A striking verbal analogy supports this. In the Popol Vuh, the sacred book of the Quiches, the “feathered serpent,” Gukumatz, is positively said to be the bisexual principle of life represented by the male Xpiyacoc and the female Xmucane, ancestor and ancestress of all that is.[[83]] Here, x-mucane is most likely the Quiche feminine form of muc (ul) canan, which is a Tzental name for the planet Venus, as I have already mentioned.[[84]] My conclusion is, therefore, that the old woman so frequently associated with Cuculcan is the Evening Star, in her form as the Earth-Goddess. I shall recur to her on a later page.
I think all these representations of the bee should be interpreted as indicating the movements of Venus, and the mythical conceptions with which they were connected in the native mind.
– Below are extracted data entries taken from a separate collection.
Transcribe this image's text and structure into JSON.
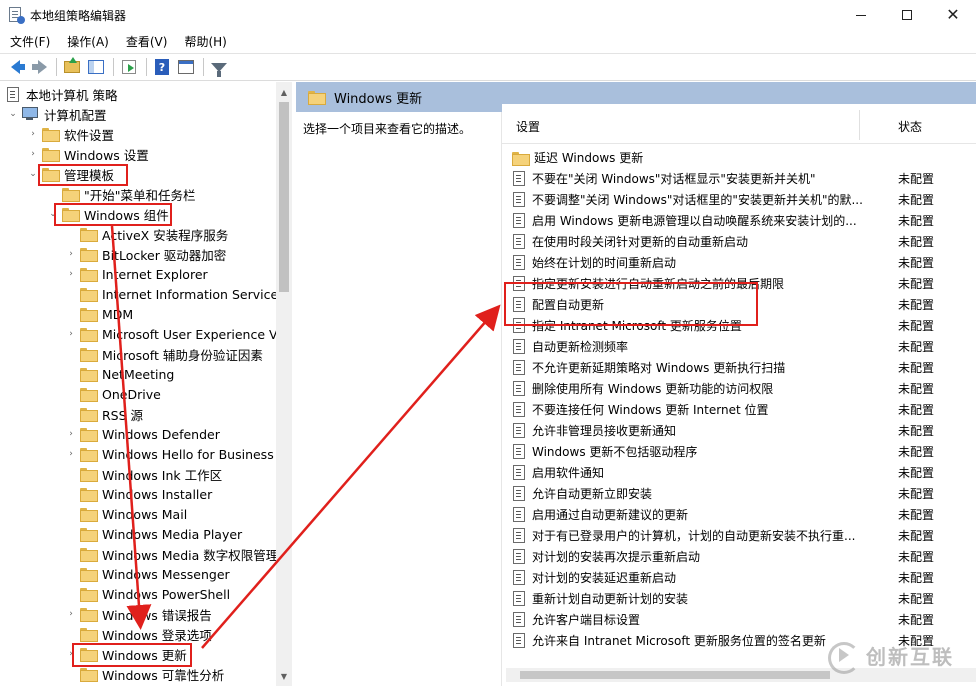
{
  "window": {
    "title": "本地组策略编辑器",
    "min": "—",
    "max": "□",
    "close": "✕"
  },
  "menu": [
    "文件(F)",
    "操作(A)",
    "查看(V)",
    "帮助(H)"
  ],
  "toolbar": {
    "help_glyph": "?"
  },
  "tree": {
    "items": [
      {
        "label": "本地计算机 策略",
        "icon": "policy-icon"
      },
      {
        "label": "计算机配置",
        "icon": "computer-icon"
      },
      {
        "label": "软件设置",
        "icon": "folder-icon"
      },
      {
        "label": "Windows 设置",
        "icon": "folder-icon"
      },
      {
        "label": "管理模板",
        "icon": "folder-icon"
      },
      {
        "label": "\"开始\"菜单和任务栏",
        "icon": "folder-icon"
      },
      {
        "label": "Windows 组件",
        "icon": "folder-icon"
      },
      {
        "label": "ActiveX 安装程序服务",
        "icon": "folder-icon"
      },
      {
        "label": "BitLocker 驱动器加密",
        "icon": "folder-icon"
      },
      {
        "label": "Internet Explorer",
        "icon": "folder-icon"
      },
      {
        "label": "Internet Information Services",
        "icon": "folder-icon"
      },
      {
        "label": "MDM",
        "icon": "folder-icon"
      },
      {
        "label": "Microsoft User Experience Vir",
        "icon": "folder-icon"
      },
      {
        "label": "Microsoft 辅助身份验证因素",
        "icon": "folder-icon"
      },
      {
        "label": "NetMeeting",
        "icon": "folder-icon"
      },
      {
        "label": "OneDrive",
        "icon": "folder-icon"
      },
      {
        "label": "RSS 源",
        "icon": "folder-icon"
      },
      {
        "label": "Windows Defender",
        "icon": "folder-icon"
      },
      {
        "label": "Windows Hello for Business",
        "icon": "folder-icon"
      },
      {
        "label": "Windows Ink 工作区",
        "icon": "folder-icon"
      },
      {
        "label": "Windows Installer",
        "icon": "folder-icon"
      },
      {
        "label": "Windows Mail",
        "icon": "folder-icon"
      },
      {
        "label": "Windows Media Player",
        "icon": "folder-icon"
      },
      {
        "label": "Windows Media 数字权限管理",
        "icon": "folder-icon"
      },
      {
        "label": "Windows Messenger",
        "icon": "folder-icon"
      },
      {
        "label": "Windows PowerShell",
        "icon": "folder-icon"
      },
      {
        "label": "Windows 错误报告",
        "icon": "folder-icon"
      },
      {
        "label": "Windows 登录选项",
        "icon": "folder-icon"
      },
      {
        "label": "Windows 更新",
        "icon": "folder-icon"
      },
      {
        "label": "Windows 可靠性分析",
        "icon": "folder-icon"
      }
    ]
  },
  "right": {
    "header": "Windows 更新",
    "description": "选择一个项目来查看它的描述。",
    "col_setting": "设置",
    "col_state": "状态",
    "rows": [
      {
        "name": "延迟 Windows 更新",
        "state": "",
        "folder": true
      },
      {
        "name": "不要在\"关闭 Windows\"对话框显示\"安装更新并关机\"",
        "state": "未配置"
      },
      {
        "name": "不要调整\"关闭 Windows\"对话框里的\"安装更新并关机\"的默...",
        "state": "未配置"
      },
      {
        "name": "启用 Windows 更新电源管理以自动唤醒系统来安装计划的...",
        "state": "未配置"
      },
      {
        "name": "在使用时段关闭针对更新的自动重新启动",
        "state": "未配置"
      },
      {
        "name": "始终在计划的时间重新启动",
        "state": "未配置"
      },
      {
        "name": "指定更新安装进行自动重新启动之前的最后期限",
        "state": "未配置"
      },
      {
        "name": "配置自动更新",
        "state": "未配置"
      },
      {
        "name": "指定 Intranet Microsoft 更新服务位置",
        "state": "未配置"
      },
      {
        "name": "自动更新检测频率",
        "state": "未配置"
      },
      {
        "name": "不允许更新延期策略对 Windows 更新执行扫描",
        "state": "未配置"
      },
      {
        "name": "删除使用所有 Windows 更新功能的访问权限",
        "state": "未配置"
      },
      {
        "name": "不要连接任何 Windows 更新 Internet 位置",
        "state": "未配置"
      },
      {
        "name": "允许非管理员接收更新通知",
        "state": "未配置"
      },
      {
        "name": "Windows 更新不包括驱动程序",
        "state": "未配置"
      },
      {
        "name": "启用软件通知",
        "state": "未配置"
      },
      {
        "name": "允许自动更新立即安装",
        "state": "未配置"
      },
      {
        "name": "启用通过自动更新建议的更新",
        "state": "未配置"
      },
      {
        "name": "对于有已登录用户的计算机，计划的自动更新安装不执行重...",
        "state": "未配置"
      },
      {
        "name": "对计划的安装再次提示重新启动",
        "state": "未配置"
      },
      {
        "name": "对计划的安装延迟重新启动",
        "state": "未配置"
      },
      {
        "name": "重新计划自动更新计划的安装",
        "state": "未配置"
      },
      {
        "name": "允许客户端目标设置",
        "state": "未配置"
      },
      {
        "name": "允许来自 Intranet Microsoft 更新服务位置的签名更新",
        "state": "未配置"
      }
    ]
  },
  "watermark": {
    "text": "创新互联"
  },
  "colors": {
    "annotation": "#e0201c",
    "header_bg": "#a9bfdc"
  }
}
Representation of Ghanan, God of Growth and Fertility.—Bishop Nuñez de la Vega tells us that in the calendar he discovered among the natives of his diocese, the fourth “sign” or day corresponded to the Mexican Centeotl, god of fertility and the maize harvests. This fourth day in the Tzental calendar bore the name Ghanan, and on turning to the Tzental Dictionary prepared by Father Lara, we find that ghan is the general term for the ear of maize; aghan, when the grains are still soft.
His representations in the Codices are moderately frequent and quite peculiar. They all present in a marked degree the flattening of the forehead and prolongation of the occiput upward which is so striking in many of the sculptures.
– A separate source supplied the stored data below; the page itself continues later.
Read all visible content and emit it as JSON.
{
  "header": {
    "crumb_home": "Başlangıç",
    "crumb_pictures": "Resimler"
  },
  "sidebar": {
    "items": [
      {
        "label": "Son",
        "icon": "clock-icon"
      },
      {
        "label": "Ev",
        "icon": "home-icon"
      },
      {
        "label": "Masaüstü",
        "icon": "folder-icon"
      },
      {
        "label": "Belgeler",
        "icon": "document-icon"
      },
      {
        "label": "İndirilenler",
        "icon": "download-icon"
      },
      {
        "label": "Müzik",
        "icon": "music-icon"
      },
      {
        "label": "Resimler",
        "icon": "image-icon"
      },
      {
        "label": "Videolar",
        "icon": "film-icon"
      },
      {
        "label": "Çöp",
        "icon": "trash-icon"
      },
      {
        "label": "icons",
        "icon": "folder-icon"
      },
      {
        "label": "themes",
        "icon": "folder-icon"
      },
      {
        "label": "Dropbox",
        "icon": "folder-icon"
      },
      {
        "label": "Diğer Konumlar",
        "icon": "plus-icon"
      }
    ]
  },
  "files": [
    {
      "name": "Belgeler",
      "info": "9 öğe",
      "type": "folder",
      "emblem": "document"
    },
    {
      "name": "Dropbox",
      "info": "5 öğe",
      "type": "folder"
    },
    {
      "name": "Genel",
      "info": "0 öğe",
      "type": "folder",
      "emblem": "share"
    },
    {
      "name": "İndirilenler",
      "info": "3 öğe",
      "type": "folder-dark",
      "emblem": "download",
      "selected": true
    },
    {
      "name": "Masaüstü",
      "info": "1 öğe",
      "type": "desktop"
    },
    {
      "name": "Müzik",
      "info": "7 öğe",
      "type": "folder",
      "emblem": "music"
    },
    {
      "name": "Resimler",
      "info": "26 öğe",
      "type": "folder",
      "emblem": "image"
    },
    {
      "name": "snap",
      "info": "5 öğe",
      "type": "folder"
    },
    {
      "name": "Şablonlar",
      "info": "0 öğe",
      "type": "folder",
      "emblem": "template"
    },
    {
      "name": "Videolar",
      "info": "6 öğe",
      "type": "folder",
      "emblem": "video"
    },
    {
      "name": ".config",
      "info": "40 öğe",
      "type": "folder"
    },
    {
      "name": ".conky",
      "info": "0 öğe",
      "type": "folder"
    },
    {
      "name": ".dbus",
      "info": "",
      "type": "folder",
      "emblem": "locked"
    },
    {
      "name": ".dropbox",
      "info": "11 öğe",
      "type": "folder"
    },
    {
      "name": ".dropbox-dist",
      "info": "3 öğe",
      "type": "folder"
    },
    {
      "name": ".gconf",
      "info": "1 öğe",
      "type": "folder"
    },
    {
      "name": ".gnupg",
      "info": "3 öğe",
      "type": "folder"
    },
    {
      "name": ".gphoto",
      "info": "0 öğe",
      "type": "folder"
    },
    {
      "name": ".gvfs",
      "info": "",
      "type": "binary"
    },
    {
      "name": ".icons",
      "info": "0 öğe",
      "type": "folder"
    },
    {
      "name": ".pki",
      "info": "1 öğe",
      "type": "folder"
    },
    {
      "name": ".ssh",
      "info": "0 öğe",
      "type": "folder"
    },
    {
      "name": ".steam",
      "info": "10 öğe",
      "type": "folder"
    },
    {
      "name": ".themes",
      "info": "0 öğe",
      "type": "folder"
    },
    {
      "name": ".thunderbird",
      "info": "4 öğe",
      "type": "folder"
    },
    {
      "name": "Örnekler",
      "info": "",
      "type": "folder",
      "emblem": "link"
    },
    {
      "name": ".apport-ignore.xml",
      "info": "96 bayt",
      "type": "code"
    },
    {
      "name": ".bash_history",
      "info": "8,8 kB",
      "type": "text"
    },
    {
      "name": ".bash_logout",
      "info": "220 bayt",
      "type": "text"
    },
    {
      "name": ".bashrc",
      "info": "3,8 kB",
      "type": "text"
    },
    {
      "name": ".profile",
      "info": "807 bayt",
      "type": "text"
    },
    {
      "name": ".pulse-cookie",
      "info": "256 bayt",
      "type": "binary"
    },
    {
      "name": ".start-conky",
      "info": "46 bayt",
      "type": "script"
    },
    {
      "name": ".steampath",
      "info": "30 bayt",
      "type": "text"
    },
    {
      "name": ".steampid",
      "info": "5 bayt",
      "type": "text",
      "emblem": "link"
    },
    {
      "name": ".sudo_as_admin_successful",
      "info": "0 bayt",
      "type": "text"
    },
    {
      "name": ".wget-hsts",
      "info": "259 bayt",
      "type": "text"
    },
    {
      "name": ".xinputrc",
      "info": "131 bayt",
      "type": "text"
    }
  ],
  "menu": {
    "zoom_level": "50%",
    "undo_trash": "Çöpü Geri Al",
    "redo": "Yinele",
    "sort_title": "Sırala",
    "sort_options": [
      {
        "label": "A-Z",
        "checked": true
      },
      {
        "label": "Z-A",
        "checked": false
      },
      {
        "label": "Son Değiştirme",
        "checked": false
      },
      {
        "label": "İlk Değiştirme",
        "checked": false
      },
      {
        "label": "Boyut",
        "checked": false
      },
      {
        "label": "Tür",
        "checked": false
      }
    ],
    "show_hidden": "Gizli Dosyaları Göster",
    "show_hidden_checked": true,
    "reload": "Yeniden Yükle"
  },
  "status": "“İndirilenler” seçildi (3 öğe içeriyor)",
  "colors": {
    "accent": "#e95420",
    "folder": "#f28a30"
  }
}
Fig. 23.—From the Head-dress of the God of Growth.
Dr. Schellhas, indeed (who catalogues him as “God E”), is so impressed by this that he argues that all such forms were imaginary, obtained by the artists through copying the conventional drawings of an ear of maize arranged as a head-dress. This, however, is going too far, as there is evidence, derived from ancient skulls, that certain classes of Maya priests used to have the head artificially flattened in this manner.[[85]] Perhaps they were those destined for the service of this or similar deities. The officiants on the Palenque “Tablet of the Cross,” presenting offerings to the “tree of life,” are both deformed in this manner.
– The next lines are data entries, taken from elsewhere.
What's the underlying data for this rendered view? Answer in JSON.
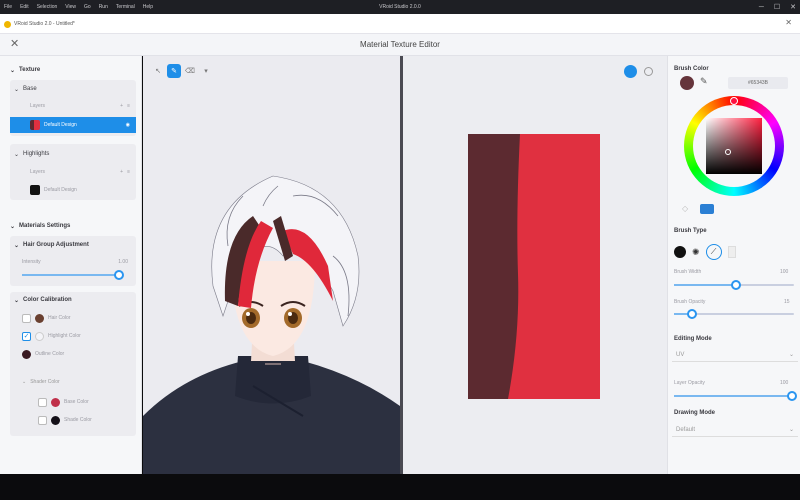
{
  "os": {
    "menu": [
      "File",
      "Edit",
      "Selection",
      "View",
      "Go",
      "Run",
      "Terminal",
      "Help"
    ],
    "window_title": "VRoid Studio 2.0.0",
    "controls": [
      "─",
      "☐",
      "✕"
    ]
  },
  "tab": {
    "label": "VRoid Studio 2.0 - Untitled*"
  },
  "editor": {
    "title": "Material Texture Editor"
  },
  "left": {
    "texture_header": "Texture",
    "base": {
      "header": "Base",
      "layers_label": "Layers",
      "layer_name": "Default Design"
    },
    "highlights": {
      "header": "Highlights",
      "layers_label": "Layers",
      "layer_name": "Default Design"
    },
    "material_header": "Materials Settings",
    "hair_group": {
      "header": "Hair Group Adjustment",
      "intensity_label": "Intensity",
      "intensity_value": "1.00",
      "intensity_fraction": 0.97
    },
    "color_cal": {
      "header": "Color Calibration",
      "rows": [
        {
          "label": "Hair Color",
          "color": "#6a4030",
          "checked": false
        },
        {
          "label": "Highlight Color",
          "color": "#f4f4f8",
          "checked": true
        },
        {
          "label": "Outline Color",
          "color": "#3a1a22",
          "checked": false
        }
      ],
      "shader_header": "Shader Color",
      "shader_rows": [
        {
          "label": "Base Color",
          "color": "#c0304a"
        },
        {
          "label": "Shade Color",
          "color": "#141018"
        }
      ]
    }
  },
  "right": {
    "brush_color_label": "Brush Color",
    "hex_value": "#65343B",
    "current_color": "#65343b",
    "brush_type_label": "Brush Type",
    "brush_width_label": "Brush Width",
    "brush_width_value": "100",
    "brush_width_fraction": 0.52,
    "brush_opacity_label": "Brush Opacity",
    "brush_opacity_value": "15",
    "brush_opacity_fraction": 0.15,
    "editing_mode_label": "Editing Mode",
    "editing_mode_value": "UV",
    "layer_opacity_label": "Layer Opacity",
    "layer_opacity_value": "100",
    "layer_opacity_fraction": 1.0,
    "drawing_mode_label": "Drawing Mode",
    "drawing_mode_value": "Default"
  },
  "texture": {
    "left_color": "#5c2a30",
    "right_color": "#e03040"
  }
}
The maize god is associated with symbols of food, of vegetable growth, and of prosperity. He carries a vase or is drawing forth the contents of one, Cod. Cort., p. 40; he is seen with the loom, Cod. Dres., p. 45, and he generally has about him the kan symbol, that of means and comfort.
Representations of the Serpent Goddess.—One of the most striking pictures in the Codices is the Serpent Goddess, whose familiar is the rattlesnake, which she wears as a head-dress or as a girdle. She is depicted as an old woman, her costume ample and often splendid, decorated with embroidery and bells, with necklace and ear-rings of jade.
In expression she is severe, her lips protrude in anger, and her hands and feet sometimes end in claws. The sinister cross-bones sometimes decorate her skirts. Her business is with water and the rains. She is pouring from a vase (Cod. Dres., pp. 43, 67, 74); or water is flowing from her armpits, hands, and mammæ; or she is ejecting it forcibly from her mouth (Cod. Tro., pp. 25, 27, 34*).